I was stricken with the most terrible depression in my 3rd trimester with my DS. (He's 6 now). I hate remembering that time in my life. I never wanted to do anything but sleep, I sobbed hysterically, I just...it was terrible. I believed I would never be happy again. I wasn't suicidal but I did want to sleep and never wake up. When he was born I knew I loved him and I was protective of him but it was like...I almost didn't let myself get too close.
I took ad's for 2 months then weaned myself off them. I stopped nursing too, worried about what was being passed on to him and also needing more of a schedule than nursing allowed for.
I just...I got better. There's really no great thing that helped, but lots of little things. Just day by day I felt the tiniest bit happier, and then one day (it was a spring day, so he would have been about 9 months old) I realized that I was okay. Really okay. And realizing that...it was like I'd been living in a black room and all of a sudden someone threw open a window and the sun came pouring in.

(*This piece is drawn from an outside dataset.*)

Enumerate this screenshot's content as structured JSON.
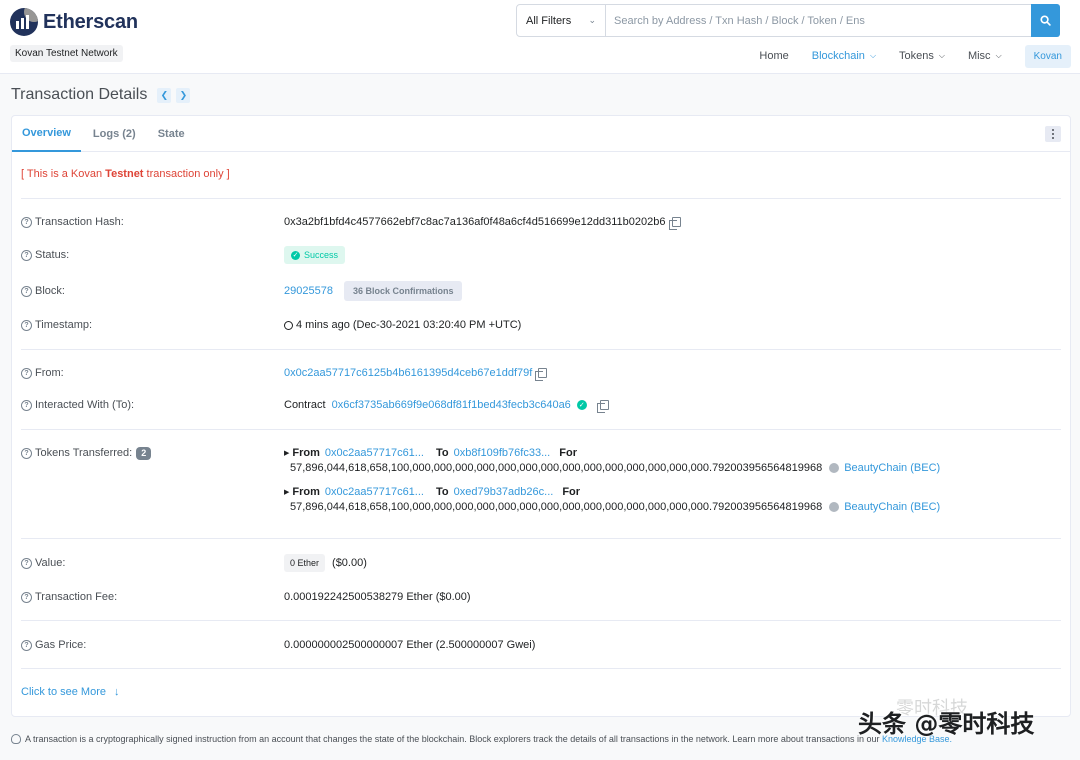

It took me a long time to convince DH to have another. He was so worried about the depression coming back. So there's a big-ish gap, but I had my DD in May, she's a little over 8 months now. Physically my pregnancy with her was awful, I was literally pinned to the ground with nausea for almost seven months, but mentally I was good. It was such a relief. And then when she was born...I don't know. I haven't felt calmer or happier in years, it's so strange. It's like she hit a reset button on my hormones.
Hormones are a fucker, to be perfectly blunt. I was most emphatically not myself when pregnant with DS. It was absolute anguish.
I don't even know what I mean to say here other than it is possible to get through it, and it's so hard to tell how your body will react once your hormones have settled down a bit.
I am so sorry for what you're going through.,,it is torturous.